Last book I read (July 10, 2006)Just wanted to talk about the last book I read: it is The Good Earth (La Terre Chinoise), from Pearl Buck.
I really enjoyed reading it, and I haven’t seen the time passing by while in the train (took me 8 hours to read it).
So, if you’re looking for some special reading, then I will recommand you this book. You can read the summary, taken from Wikipedia:
Story summary
It is the story of a peasant family in China in a times of famine, flood, and prosperity. A peasant Wang Lung who lives with his widowed father, marries O-Lan, the homely former slave of a wealthy household, the Hwang Family.
Through frugality and hard work they fare relatively better than other farmers in the village. However, as the weather turns disastrous for farming, the family, now grown to include the couple’s three children, has to flee to the city to find work. They sell their meager possessions (but not the land) and take the train for the first time.
While at the city, O-Lan and the children beg and Wang Lung pulls a rickshaw. They find themselves aliens among their more metropolitan countrymen and foreigners. They no longer starve, but still live like paupers: Wang Lung’s work is barely able to pay for the rickshaw rental, and the family eats at public kitchens. Meanwhile, the hostile political climate continues to worsen, and Wang Lung longs to return to the land. They are able to do so after a riot gives Wang Lung some wealth, after a frightened rich man hands him a bag of gold thinking that his life will be spared, though some of it is because his wife, knowing the household of a wealthy family, knew where to look for valuables.
Upon returning to their home the family fares better.
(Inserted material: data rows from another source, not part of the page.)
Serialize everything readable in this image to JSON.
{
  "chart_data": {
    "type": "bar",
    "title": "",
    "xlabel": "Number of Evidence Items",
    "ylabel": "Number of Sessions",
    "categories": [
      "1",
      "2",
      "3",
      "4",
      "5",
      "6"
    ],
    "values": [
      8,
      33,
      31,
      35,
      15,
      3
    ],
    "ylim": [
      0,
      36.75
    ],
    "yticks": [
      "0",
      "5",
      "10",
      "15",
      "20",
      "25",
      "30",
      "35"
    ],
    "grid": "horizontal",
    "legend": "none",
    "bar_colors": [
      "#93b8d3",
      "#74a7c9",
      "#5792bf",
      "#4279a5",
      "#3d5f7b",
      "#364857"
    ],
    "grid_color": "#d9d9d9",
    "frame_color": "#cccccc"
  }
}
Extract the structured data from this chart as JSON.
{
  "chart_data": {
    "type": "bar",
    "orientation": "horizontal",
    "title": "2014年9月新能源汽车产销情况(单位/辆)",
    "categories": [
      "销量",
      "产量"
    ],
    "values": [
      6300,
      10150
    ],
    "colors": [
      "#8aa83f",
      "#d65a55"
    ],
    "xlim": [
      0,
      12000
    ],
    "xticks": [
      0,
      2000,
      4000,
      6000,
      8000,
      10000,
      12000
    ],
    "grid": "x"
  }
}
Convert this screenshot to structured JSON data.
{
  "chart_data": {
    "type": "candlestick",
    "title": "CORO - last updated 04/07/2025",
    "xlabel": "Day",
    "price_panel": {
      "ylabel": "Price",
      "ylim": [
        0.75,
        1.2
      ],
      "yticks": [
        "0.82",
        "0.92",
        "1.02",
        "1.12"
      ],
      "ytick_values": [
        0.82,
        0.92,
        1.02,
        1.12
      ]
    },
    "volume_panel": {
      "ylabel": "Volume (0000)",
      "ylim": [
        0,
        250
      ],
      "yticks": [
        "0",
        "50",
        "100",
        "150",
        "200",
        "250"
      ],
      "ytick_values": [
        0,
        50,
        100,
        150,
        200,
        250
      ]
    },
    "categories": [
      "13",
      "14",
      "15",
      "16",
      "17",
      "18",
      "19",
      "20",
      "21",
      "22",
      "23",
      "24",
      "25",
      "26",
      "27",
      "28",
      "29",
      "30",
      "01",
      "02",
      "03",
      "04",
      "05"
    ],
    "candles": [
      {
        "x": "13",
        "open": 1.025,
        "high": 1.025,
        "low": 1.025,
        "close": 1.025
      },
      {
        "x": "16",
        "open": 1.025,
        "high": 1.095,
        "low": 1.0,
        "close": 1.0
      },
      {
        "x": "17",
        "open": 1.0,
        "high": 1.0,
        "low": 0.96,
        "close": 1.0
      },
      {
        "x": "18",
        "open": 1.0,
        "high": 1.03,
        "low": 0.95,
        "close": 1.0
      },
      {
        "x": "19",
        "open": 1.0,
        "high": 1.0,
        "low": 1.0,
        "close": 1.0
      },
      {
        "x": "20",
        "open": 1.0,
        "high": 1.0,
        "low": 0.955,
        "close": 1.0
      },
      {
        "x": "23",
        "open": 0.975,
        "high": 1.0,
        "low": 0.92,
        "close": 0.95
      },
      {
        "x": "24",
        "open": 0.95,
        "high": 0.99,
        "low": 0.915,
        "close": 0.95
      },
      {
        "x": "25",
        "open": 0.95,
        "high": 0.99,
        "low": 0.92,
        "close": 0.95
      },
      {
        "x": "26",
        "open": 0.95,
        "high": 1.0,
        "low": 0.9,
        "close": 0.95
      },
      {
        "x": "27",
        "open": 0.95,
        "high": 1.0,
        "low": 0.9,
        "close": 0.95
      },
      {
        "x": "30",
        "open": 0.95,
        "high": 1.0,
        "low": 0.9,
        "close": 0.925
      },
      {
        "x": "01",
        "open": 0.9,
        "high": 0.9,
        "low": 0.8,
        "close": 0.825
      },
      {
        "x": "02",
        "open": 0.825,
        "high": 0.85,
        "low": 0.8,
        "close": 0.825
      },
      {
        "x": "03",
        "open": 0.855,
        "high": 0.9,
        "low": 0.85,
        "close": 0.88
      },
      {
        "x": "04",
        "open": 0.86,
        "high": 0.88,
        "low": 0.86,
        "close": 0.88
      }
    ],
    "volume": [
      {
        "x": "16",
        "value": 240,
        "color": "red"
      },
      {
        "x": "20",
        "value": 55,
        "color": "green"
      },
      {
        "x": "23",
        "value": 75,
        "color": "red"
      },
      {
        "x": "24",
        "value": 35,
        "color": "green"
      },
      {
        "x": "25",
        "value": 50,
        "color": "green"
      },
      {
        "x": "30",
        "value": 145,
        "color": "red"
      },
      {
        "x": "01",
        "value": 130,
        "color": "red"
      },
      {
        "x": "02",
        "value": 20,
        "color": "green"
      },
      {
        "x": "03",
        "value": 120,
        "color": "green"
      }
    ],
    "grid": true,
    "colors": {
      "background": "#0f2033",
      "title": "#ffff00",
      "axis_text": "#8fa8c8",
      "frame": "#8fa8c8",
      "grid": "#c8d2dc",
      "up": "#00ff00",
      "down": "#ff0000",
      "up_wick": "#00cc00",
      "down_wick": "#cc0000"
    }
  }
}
With their money from the city Wang Lung is able to buy an ox, farm tools, and hires help. He is eventually able to send his sons to school, build a new house and live comfortably. However, the wealth of the family is tied to the harvests of Wang Lung’s land – the good earth of the novel. Wang Lung prospers with the earth, and eventually becomes a man of prosperity, with his rise mirroring the downfall of the Hwang family, who lose their connection to the land. Wang eventually falls to the vices of rich food and takes a concubine. At the end of the novel, Wang Lung’s sons also start to lose their connection to the earth, plotting to sell it, thus showing the end of the cycle of wealth and downfall.